Fait à Marrakech en 1216-1217
(Musée Paul Dupuy de Toulouse)

Vingt-sept étoiles sont représentées sur l'araignée. Il y a sept tympans valables à partir de Sijilmassa (sud Maroc) jusqu'à Saragosse (nord Espagne).
Un huitième tympan présente les maisons astrologiques pour la latitude de Fès


1- Introduction :

  Durant le Moyen Age, la civilisation arabe a joué le pendant de la civilisation byzantine (Corpus Iuris Civilius justinien).
Byzance étendait son influence sur l'Asie Mineure.
Les califats dominaient la Perse, l'Arabie, l'Espagne, et la Sicile. La langue commune était l'arabe. Une forte civilisation existait au Yémen, avec ses poètes, ses agriculteurs et ses bédouins qui utilisent les étoiles pour leur vie de tous les jours: plantations, traversées du désert,…
  Durant la période héroïque de la conquête, de la mort du Prophète en 632 à la défaite de Poitiers en 732, les Arabes ont fait très peu d'études astronomiques.

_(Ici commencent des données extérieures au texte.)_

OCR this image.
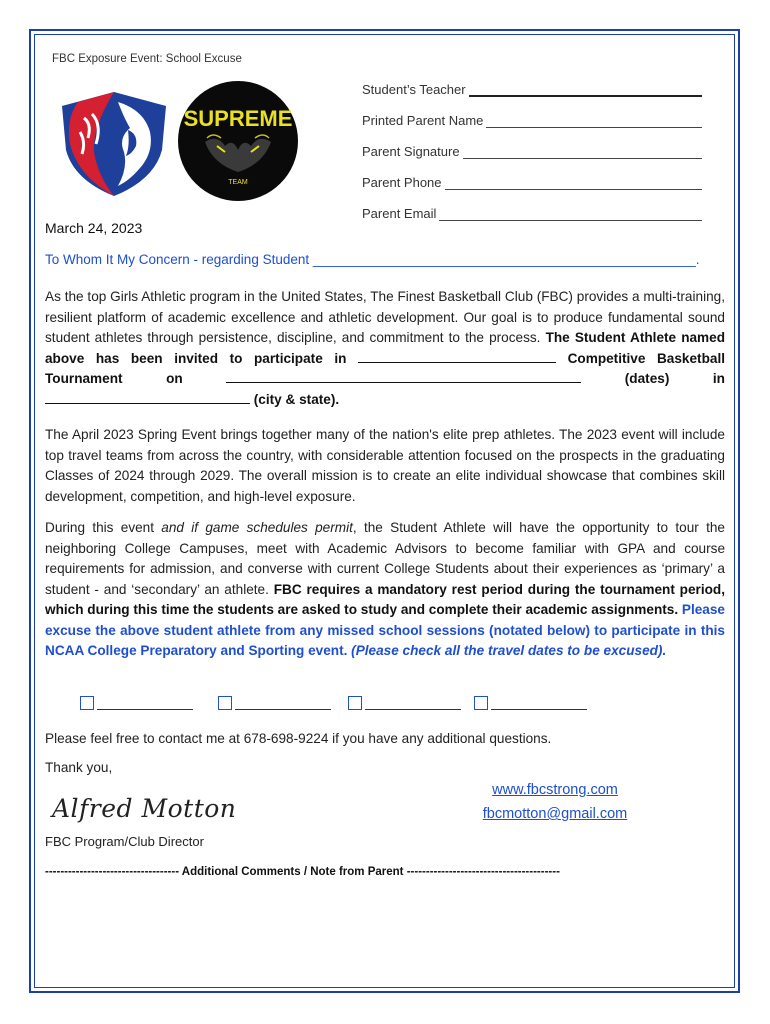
FBC Exposure Event: School Excuse
SUPREME
TEAM
Student’s Teacher
Printed Parent Name
Parent Signature
Parent Phone
Parent Email
March 24, 2023
To Whom It My Concern - regarding Student ___________________________________________________.
As the top Girls Athletic program in the United States, The Finest Basketball Club (FBC) provides a multi-training, resilient platform of academic excellence and athletic development. Our goal is to produce fundamental sound student athletes through persistence, discipline, and commitment to the process. The Student Athlete named above has been invited to participate in	Competitive Basketball Tournament on	(dates)	in  (city & state).
The April 2023 Spring Event brings together many of the nation's elite prep athletes. The 2023 event will include top travel teams from across the country, with considerable attention focused on the prospects in the graduating Classes of 2024 through 2029. The overall mission is to create an elite individual showcase that combines skill development, competition, and high-level exposure.
During this event and if game schedules permit, the Student Athlete will have the opportunity to tour the neighboring College Campuses, meet with Academic Advisors to become familiar with GPA and course requirements for admission, and converse with current College Students about their experiences as ‘primary’ a student - and ‘secondary’ an athlete. FBC requires a mandatory rest period during the tournament period, which during this time the students are asked to study and complete their academic assignments. Please excuse the above student athlete from any missed school sessions (notated below) to participate in this NCAA College Preparatory and Sporting event. (Please check all the travel dates to be excused).
Please feel free to contact me at 678-698-9224 if you have any additional questions.
Thank you,
Alfred Motton
FBC Program/Club Director
www.fbcstrong.com
fbcmotton@gmail.com
----------------------------------- Additional Comments / Note from Parent ----------------------------------------
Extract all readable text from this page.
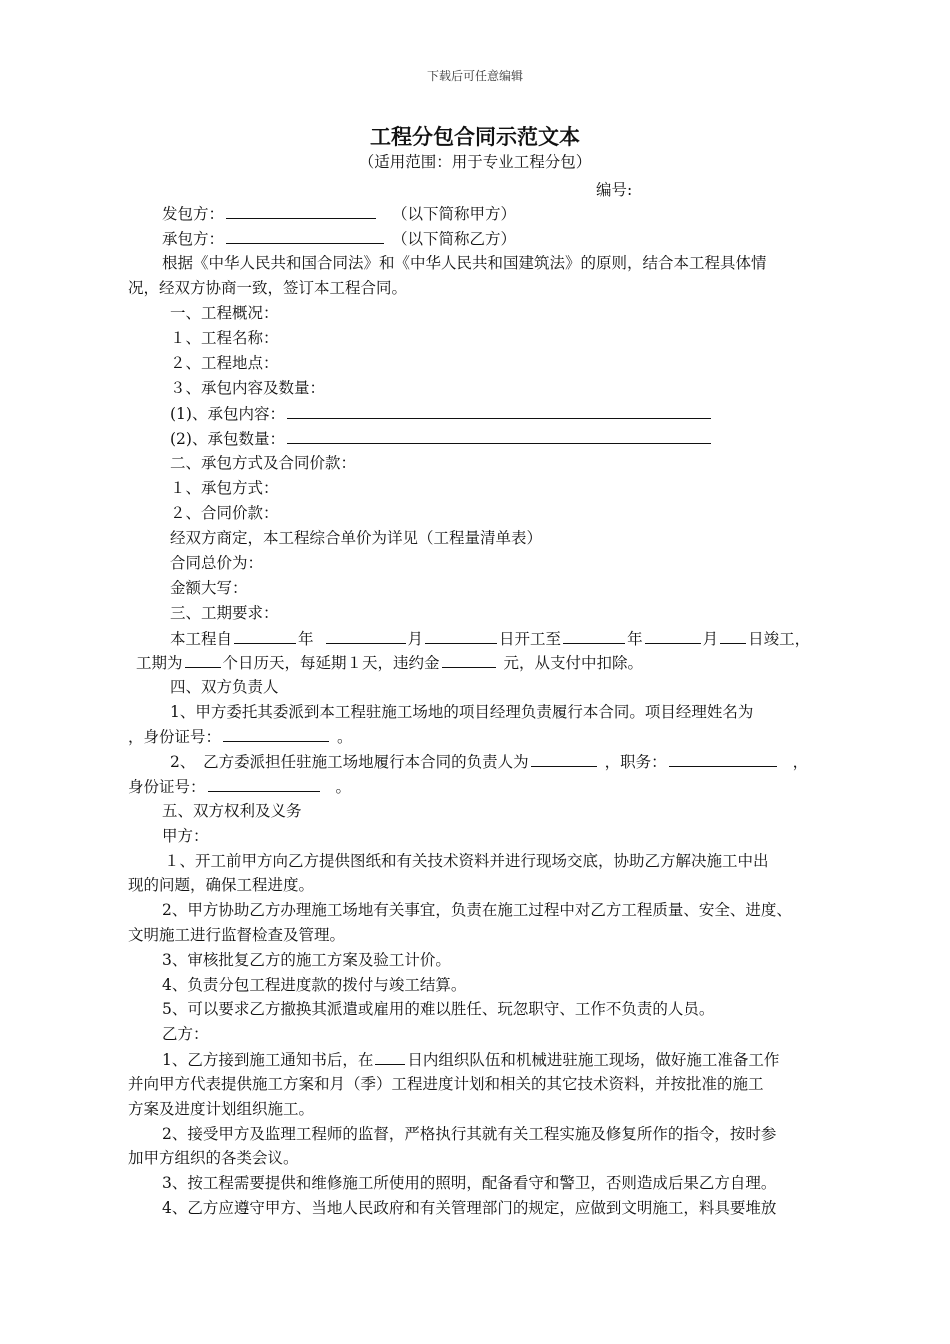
下载后可任意编辑
工程分包合同示范文本
（适用范围：用于专业工程分包）
编号:
发包方：	（以下简称甲方）
承包方：	（以下简称乙方）
根据《中华人民共和国合同法》和《中华人民共和国建筑法》的原则，结合本工程具体情
况，经双方协商一致，签订本工程合同。
一、工程概况：
１、工程名称：
２、工程地点：
３、承包内容及数量：
(1)、承包内容：
(2)、承包数量：
二、承包方式及合同价款：
１、承包方式：
２、合同价款：
经双方商定，本工程综合单价为详见（工程量清单表）
合同总价为：
金额大写：
三、工期要求：
本工程自	年	月	日开工至	年	月 日竣工，
工期为	个日历天，每延期１天，违约金	元，从支付中扣除。
四、双方负责人
1、甲方委托其委派到本工程驻施工场地的项目经理负责履行本合同。项目经理姓名为
，身份证号：	。
2、　乙方委派担任驻施工场地履行本合同的负责人为	，职务：	，
身份证号：	。
五、双方权利及义务
甲方：
１、开工前甲方向乙方提供图纸和有关技术资料并进行现场交底，协助乙方解决施工中出
现的问题，确保工程进度。
2、甲方协助乙方办理施工场地有关事宜，负责在施工过程中对乙方工程质量、安全、进度、
文明施工进行监督检查及管理。
3、审核批复乙方的施工方案及验工计价。
4、负责分包工程进度款的拨付与竣工结算。
5、可以要求乙方撤换其派遣或雇用的难以胜任、玩忽职守、工作不负责的人员。
乙方：
1、乙方接到施工通知书后，在 日内组织队伍和机械进驻施工现场，做好施工准备工作
并向甲方代表提供施工方案和月（季）工程进度计划和相关的其它技术资料，并按批准的施工
方案及进度计划组织施工。
2、接受甲方及监理工程师的监督，严格执行其就有关工程实施及修复所作的指令，按时参
加甲方组织的各类会议。
3、按工程需要提供和维修施工所使用的照明，配备看守和警卫，否则造成后果乙方自理。
4、乙方应遵守甲方、当地人民政府和有关管理部门的规定，应做到文明施工，料具要堆放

2- Les bases astronomiques de l'astronomie arabe :

    Les premiers éléments d'astronomie sont pour la plupart dérivés de l'Inde :
-position et mouvement des principaux astres pour s'orienter, -époque d'apparition des étoiles les plus brillantes pour régler la vie annuelle, -connaissance de Vénus et de Mercure.
   Le "Brähmasphutasiddhänta" écrit en sanscrit par Bramagupta (628) fut traduit en arabe en 771 (As-Sind-hint) sous le Calife Al-Mansour de Baghdad (califat des Abbassides). Baghdad devient le centre culturel et scientifique le plus brillant de l'époque. C'est à cette époque que les Arabes adoptent les signes trigonométriques hindous.

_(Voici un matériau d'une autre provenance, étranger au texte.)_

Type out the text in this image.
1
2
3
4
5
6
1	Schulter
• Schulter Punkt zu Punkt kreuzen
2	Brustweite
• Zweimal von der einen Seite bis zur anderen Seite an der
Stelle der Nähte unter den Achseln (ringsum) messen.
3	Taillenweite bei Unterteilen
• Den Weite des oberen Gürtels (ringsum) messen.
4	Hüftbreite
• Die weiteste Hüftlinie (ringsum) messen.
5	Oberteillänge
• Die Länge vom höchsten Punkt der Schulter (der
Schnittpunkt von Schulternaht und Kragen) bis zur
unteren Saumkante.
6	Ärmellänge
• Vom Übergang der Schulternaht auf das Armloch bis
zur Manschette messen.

   Le second apport à l'astronomie arabe fut persan. Il se produisit dans la seconde moitié de VIIIe siècle par la rédaction des "Tables Astronomique du Roi " (Zik i Shator-ayar) grâce aux données hindous jusqu'au milieu du XIe siècle et surtout furent améliorées par l'astronomie arabe naissante.
Au VIIIe siècle :
   - L'astronome Ibrahim ibn Habib al-Fazari traçait les éléments et les méthodes de calcul de ses tables astronomiques (Zig) adaptées aux années lunaires musulmanes,
    - L'astronome Ya'qub ibn Tariq rédigeait un texte sur la composition des sphères célestes.
   L'un des principaux travaux de cette époque fut l'adaptation des tables astronomique pour le méridien d'Uzayn, considéré comme le méridien central des terres habitées (à comparer avec celui utilisé par Ptolémée).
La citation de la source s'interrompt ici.